PESHAWAR, Sept 1: Students belonging to the Federally Administered Tribal Areas (Fata) are concerned over the delaying tactics reportedly employed by the authorities to stop the establishment of a medical college in their region.

“We would start countrywide protest demonstrations if the government failed to start construction of the buildings of a medical college in Parachinar within a month,” said Mohammad Ali Zeeshan, head of the Tribal Students Organisation (TSO).

He said the late prime minister Zulfikar Ali Bhutto had announced in the 1970s the establishment of the Fata Medical College in Parachinar, Kurram Agency, but the project was yet to be implemented.

Mr Zeeshan said a former provincial governor had also announced that a medical college would be set up in Parachinar for which a site had been selected.

He said NWFP Governor Ali Mohammad Jan Aurakzai’s efforts to establish a medical college for Fata students in Peshawar would be resisted, because projects envisaging setting up of an engineering college and two degree colleges had already been shifted from Bajaur Agency to the provincial capital.

Health officials said the federal government was spending Rs13.7 billion on the development of health facilities in the Fata under the Sustainable Development Programme by 2015.

“Under the plan, a medical college and a paramedical institute would be established in Fata,” said an official.

Activists of the TSO said they had been holding protest demonstrations to force the government to establish a medical college in Parachinar.

Officials at the directorate of health told Dawn that earlier it had decided to set up a medical college in Khyber Agency because of its proximity with Peshawar.

For this purpose, the authorities had started looking for land in the Jamrud tehsil of Khyber Agency which is adjacent to the Hayatabad Township, Peshawar.
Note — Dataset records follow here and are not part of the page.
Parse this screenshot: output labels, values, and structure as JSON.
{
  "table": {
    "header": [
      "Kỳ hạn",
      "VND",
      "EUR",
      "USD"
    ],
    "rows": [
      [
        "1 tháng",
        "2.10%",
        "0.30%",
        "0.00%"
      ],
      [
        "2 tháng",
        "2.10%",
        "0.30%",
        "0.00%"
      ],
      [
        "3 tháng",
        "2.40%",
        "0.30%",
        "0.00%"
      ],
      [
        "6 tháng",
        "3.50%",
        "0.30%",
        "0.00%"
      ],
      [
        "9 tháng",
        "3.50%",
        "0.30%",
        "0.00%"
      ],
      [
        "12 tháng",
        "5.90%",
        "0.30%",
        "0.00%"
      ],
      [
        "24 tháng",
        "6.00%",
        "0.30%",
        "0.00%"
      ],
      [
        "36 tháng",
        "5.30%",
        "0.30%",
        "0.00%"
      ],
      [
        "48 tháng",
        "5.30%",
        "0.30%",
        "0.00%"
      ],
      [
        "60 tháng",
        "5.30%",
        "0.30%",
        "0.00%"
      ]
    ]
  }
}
“Governor Ali Mohammad Jan Aurakzai had asked for shifting the project from the Kurram Agency to some other appropriate area in tribal agencies, which was accessible to students from the tribal area and other parts of the country,” officials said.
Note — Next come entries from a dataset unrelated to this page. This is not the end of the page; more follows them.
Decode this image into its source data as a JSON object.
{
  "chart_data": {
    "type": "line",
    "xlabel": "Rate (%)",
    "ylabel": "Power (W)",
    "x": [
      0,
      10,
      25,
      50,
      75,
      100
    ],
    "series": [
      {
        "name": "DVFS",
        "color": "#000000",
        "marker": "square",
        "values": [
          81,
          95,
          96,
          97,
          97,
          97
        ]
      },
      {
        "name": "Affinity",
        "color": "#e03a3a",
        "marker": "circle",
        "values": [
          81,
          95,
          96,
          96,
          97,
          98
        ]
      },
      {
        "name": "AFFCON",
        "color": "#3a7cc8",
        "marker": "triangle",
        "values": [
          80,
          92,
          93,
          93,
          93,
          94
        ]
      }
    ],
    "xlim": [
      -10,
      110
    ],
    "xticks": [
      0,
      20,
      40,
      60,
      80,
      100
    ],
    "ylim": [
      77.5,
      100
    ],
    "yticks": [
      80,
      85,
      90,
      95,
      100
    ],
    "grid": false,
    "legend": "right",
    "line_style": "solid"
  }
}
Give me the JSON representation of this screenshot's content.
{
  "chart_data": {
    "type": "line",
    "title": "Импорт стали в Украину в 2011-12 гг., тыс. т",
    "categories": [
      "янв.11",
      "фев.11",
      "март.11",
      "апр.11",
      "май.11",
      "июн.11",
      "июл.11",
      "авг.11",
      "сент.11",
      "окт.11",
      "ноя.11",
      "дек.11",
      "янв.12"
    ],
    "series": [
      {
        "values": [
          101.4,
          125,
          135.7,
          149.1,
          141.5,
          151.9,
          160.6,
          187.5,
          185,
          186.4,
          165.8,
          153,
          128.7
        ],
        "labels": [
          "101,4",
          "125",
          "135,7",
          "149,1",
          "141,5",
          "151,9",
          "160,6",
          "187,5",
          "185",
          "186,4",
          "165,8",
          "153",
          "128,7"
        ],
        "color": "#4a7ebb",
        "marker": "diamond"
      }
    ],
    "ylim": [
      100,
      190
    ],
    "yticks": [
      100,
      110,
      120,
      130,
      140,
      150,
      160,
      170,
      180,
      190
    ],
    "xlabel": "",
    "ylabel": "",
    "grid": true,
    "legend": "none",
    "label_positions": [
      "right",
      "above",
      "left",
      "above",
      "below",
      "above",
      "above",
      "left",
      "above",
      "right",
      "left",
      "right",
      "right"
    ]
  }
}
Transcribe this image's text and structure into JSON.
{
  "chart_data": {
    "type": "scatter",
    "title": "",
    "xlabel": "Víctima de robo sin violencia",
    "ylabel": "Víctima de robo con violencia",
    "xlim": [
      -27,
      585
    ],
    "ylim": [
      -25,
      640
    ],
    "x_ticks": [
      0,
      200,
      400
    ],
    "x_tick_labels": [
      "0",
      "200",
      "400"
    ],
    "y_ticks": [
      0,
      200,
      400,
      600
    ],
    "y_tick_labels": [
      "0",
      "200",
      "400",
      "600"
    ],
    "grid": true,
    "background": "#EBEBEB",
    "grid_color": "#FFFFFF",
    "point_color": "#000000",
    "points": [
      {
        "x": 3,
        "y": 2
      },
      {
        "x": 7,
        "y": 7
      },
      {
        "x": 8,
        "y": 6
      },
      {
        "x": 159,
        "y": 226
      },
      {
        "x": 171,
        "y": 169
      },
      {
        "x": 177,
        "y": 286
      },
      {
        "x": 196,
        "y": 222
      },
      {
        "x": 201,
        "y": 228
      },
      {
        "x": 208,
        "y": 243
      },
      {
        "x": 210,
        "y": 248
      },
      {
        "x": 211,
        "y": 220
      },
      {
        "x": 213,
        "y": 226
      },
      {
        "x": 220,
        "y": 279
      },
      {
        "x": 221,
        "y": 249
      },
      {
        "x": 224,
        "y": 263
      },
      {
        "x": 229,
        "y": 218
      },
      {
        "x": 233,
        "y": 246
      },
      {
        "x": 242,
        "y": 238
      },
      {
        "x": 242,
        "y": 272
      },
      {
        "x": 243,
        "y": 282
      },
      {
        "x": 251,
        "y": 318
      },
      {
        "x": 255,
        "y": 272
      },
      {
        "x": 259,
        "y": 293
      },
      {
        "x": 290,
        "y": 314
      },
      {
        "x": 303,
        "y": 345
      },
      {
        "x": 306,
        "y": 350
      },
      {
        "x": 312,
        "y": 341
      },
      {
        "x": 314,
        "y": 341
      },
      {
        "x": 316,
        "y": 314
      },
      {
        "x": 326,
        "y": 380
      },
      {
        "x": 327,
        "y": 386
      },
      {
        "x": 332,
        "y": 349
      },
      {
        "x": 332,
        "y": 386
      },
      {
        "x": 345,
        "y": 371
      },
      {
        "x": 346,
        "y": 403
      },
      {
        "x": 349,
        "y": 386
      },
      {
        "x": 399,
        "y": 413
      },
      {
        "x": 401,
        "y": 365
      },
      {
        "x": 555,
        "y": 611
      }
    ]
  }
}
They said Rs90 million had already been allocated in the current Annual Development Programme for the construction of a medical college and the PC-II of the project had been approved in order to hire consultants.

Once established, 80 per cent of the seats in the college would be reserved for Fata, five per cent for Northern Areas and Azad Kashmir and the remaining seats would be filled up through open merit.
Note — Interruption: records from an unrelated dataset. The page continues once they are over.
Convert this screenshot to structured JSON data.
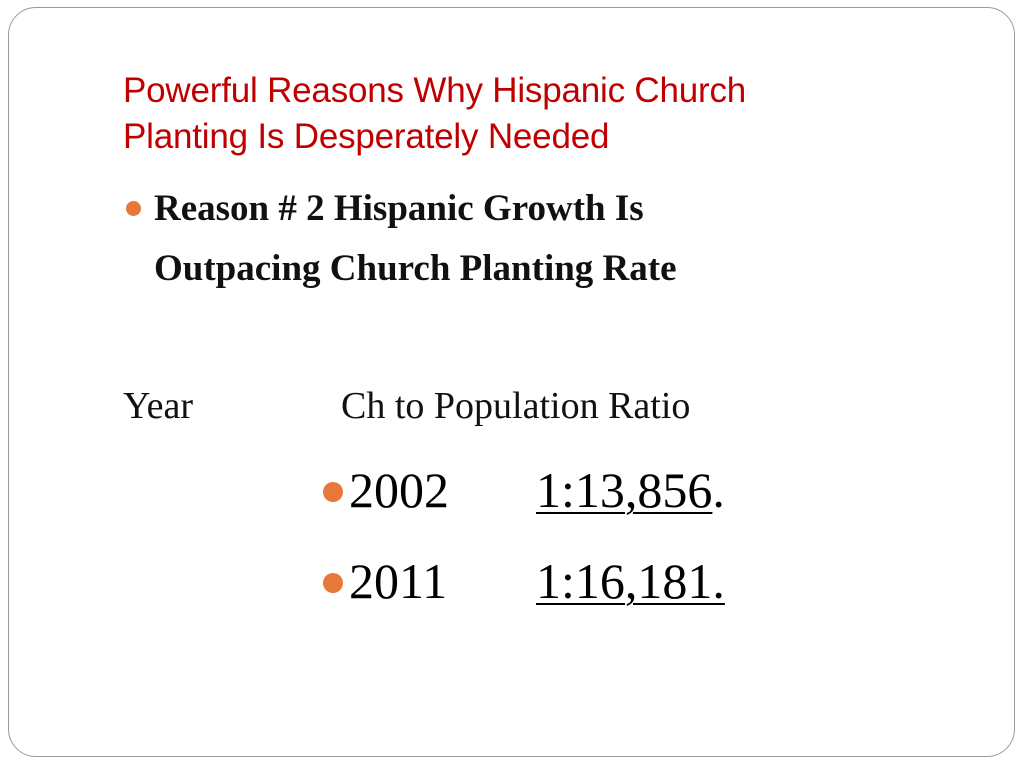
{
  "slide": {
    "title_line1": "Powerful Reasons Why Hispanic Church",
    "title_line2": "Planting Is Desperately Needed",
    "bullet_line1": "Reason # 2 Hispanic Growth Is",
    "bullet_line2": "Outpacing Church Planting Rate",
    "table_header": {
      "year": "Year",
      "ratio": "Ch to Population Ratio"
    },
    "rows": [
      {
        "year": "2002",
        "ratio": "1:13,856",
        "suffix": "."
      },
      {
        "year": "2011",
        "ratio": "1:16,181.",
        "suffix": ""
      }
    ]
  },
  "colors": {
    "title": "#c00000",
    "bullet": "#e8773a",
    "text": "#111111"
  }
}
The TSO says that they were against the shifting of the college, adding the government cannot justify shifting of the college because law and order situation in the agency was far better as compared to other parts of the Fata.

Fata health director Dr Zubair Khan said that consultants had been hired to select an appropriate site for the college. The consultants would survey tribal agencies and the governor would give final approval to their proposed site.